Of course you can go around killing 1,024 people a day with baseball bats or guns, and we kill roughly 70 people a day with automobiles by accident, and 30 others more-or-less intentionally by drinking and driving. But the "crows" would make it much easier to carry out this lunatic scheme, and they would be much harder to resist or defeat.

This is mere science fiction now, but I think it may be closer to actuality than people realize. If anything like this does happen, it will certainly be the fault of the US government and of institutions such as the APS. History will judge harshly, just as it would have judged Roosevelt if he had had ignored the letter from Einstein, and the Germans or the Japanese had moved ahead with the development of nuclear weapons. The Japanese probably could not have done it, but I think the Germans could have. They had all the labor and resources of Europe at their command. They spent vast sums on similar projects, such as building the Western Wall to resist the invasion of France.

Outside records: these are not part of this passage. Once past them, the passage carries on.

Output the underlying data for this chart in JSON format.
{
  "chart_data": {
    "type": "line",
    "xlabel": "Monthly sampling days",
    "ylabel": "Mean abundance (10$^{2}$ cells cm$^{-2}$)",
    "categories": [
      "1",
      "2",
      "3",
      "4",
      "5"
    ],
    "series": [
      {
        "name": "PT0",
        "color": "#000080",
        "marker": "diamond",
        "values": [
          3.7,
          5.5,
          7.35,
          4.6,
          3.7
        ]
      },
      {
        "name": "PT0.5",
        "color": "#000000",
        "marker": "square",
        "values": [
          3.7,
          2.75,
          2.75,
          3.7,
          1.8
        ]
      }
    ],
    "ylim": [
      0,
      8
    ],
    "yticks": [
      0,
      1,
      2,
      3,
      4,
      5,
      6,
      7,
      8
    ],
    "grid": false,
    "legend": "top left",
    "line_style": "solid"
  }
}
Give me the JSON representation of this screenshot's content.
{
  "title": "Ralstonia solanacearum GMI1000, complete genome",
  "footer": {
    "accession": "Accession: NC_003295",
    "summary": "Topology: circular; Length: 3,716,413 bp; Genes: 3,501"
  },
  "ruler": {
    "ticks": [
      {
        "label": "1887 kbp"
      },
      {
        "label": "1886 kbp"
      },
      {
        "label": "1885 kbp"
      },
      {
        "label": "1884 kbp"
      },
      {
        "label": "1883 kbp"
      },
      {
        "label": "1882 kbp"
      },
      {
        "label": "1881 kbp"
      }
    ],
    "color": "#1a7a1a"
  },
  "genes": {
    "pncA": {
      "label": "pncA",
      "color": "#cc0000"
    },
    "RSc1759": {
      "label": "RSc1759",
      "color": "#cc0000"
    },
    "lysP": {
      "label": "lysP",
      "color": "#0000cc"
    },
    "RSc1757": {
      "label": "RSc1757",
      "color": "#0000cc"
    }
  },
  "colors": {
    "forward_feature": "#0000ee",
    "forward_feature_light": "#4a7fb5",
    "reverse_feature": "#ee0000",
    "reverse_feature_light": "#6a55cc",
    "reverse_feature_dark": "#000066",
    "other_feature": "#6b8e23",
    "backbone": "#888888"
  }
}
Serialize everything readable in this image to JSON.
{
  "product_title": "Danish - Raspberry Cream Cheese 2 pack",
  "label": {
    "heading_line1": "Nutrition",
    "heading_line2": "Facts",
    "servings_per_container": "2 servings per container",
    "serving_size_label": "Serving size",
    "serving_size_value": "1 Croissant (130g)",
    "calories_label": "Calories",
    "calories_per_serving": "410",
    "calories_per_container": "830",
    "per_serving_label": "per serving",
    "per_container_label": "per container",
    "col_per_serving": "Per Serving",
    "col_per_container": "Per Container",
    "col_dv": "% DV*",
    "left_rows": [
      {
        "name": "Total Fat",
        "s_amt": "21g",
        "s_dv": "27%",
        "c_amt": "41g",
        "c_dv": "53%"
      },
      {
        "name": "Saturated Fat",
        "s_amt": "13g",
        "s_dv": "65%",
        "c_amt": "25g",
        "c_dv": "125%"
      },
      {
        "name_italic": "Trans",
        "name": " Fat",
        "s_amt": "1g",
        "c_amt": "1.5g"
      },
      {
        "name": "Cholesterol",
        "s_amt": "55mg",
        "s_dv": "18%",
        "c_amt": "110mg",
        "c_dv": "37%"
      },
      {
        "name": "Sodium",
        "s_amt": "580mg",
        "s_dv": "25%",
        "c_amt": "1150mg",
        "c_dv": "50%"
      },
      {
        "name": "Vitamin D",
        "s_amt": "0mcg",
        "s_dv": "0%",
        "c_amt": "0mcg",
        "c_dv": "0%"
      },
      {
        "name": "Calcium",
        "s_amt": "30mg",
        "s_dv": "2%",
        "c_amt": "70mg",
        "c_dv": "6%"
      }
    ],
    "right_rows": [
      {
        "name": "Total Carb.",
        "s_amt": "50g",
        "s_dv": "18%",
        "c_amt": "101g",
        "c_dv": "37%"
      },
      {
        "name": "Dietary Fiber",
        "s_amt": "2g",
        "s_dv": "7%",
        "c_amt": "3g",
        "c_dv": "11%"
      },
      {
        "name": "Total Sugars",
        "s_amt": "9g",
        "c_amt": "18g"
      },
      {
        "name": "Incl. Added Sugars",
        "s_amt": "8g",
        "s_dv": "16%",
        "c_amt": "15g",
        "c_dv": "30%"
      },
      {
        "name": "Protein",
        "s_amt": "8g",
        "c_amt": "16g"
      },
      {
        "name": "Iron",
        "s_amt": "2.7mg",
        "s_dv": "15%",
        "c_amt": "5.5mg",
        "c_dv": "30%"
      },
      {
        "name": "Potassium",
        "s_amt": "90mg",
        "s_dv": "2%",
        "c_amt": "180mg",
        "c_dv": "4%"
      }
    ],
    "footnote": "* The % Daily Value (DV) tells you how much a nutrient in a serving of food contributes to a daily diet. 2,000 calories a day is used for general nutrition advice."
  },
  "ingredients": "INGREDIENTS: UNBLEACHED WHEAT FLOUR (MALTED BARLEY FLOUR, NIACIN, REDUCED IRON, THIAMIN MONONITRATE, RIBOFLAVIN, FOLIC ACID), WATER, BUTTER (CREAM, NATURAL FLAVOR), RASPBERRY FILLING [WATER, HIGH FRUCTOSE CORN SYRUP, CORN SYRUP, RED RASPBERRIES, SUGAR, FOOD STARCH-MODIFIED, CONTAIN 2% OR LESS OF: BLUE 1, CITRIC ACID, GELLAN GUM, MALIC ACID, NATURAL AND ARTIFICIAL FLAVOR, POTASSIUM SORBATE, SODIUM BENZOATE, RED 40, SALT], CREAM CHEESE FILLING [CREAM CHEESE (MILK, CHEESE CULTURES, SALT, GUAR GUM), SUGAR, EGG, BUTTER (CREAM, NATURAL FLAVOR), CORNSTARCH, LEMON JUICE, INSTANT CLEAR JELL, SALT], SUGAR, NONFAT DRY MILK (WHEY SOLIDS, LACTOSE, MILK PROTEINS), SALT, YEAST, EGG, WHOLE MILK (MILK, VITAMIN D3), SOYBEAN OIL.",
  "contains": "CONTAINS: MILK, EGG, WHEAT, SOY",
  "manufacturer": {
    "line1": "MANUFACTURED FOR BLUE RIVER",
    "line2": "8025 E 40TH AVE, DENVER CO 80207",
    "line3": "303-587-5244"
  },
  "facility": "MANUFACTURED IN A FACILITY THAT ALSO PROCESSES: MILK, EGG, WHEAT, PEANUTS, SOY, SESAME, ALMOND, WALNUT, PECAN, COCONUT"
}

Actually, history might not judge so harshly, because the history books are written by the winners. Your grandchildren may be taught that this was how enlightenment and Shariah Islamic law came to the benighted people of North America, how the despotic U.S. passed into history, and why our women must wear hijab, and so on. This may sound outlandish, but very often history has been changed radically by some humble new gadget that fits in the palm of your hand, such as movable type or 10 g of gunpowder tucked into a metal tube. Empires are overthrown and continents reshaped by a little knowledge and by some discovery that seems, when it is made, insignificant.